In this animation of satellite images, a natural color view of smoke streaming out across the Pacific alternates with a false-color view showing the presence of aerosols from smoke. (Images: NASA Worldview. Animation: Tom Yulsman) As I'm writing this post on Thursday night, tens of thousands of homes in Southern California are threatened by raging wildfires. And with a forecast calling for bone dry humidity and gusty winds through Sunday, relief is not yet in sight.
The total acreage burned so far in Southern California is already approaching 150,000 acres. This is equivalent to about 40 percent of the size of the city of Los Angeles.

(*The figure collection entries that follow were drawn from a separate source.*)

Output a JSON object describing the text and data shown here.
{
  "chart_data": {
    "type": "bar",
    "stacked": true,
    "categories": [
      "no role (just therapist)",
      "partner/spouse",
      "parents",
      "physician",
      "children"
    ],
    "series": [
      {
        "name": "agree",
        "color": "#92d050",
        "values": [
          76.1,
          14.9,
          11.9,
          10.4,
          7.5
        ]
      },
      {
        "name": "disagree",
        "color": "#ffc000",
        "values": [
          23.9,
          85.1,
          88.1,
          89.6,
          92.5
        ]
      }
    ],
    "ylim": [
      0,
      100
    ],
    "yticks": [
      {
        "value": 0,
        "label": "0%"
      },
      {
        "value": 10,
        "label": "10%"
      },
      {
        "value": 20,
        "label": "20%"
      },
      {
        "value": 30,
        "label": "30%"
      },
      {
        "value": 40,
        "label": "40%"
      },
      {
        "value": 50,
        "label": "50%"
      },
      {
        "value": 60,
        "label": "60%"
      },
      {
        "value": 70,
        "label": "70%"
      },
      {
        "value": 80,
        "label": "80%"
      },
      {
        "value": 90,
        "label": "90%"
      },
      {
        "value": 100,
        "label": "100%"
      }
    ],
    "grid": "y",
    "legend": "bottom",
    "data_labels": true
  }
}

The fires have prompted authorities to order the evacuation of 200,000 people in Ventura and Los Angeles County.
Whipped up by fierce Santa Ana winds, smoke from the blazes has streamed far out over the Pacific from the coast of California. I created the animation at the top of this post to show just how far the smoke had spread as of Wednesday, Dec. 6th. The animation consists of images from the Suomi-NPP satellite. One is a natural color view; the other shows the concentration of the smoke aerosols.
Using a NASA interactive tool called Worldview to access satellite imagery, I estimate that the smoke traveled at least 1,000 miles out over the Pacific by Wednesday. By now, winds may well have carried it even further. But cloud cover makes it difficult to document this.
Long-range transport of smoke is not a new phenomenon. In fact, in September, smoke from wildfires burning in Montana and other western states was blown all the way across North America, out over Greenland, and across the Atlantic Ocean.
The western United States has seen a long-term trend of increasing wildfire, brought on by a variety of factors — none more significant, according to recent research, than human-caused climate change.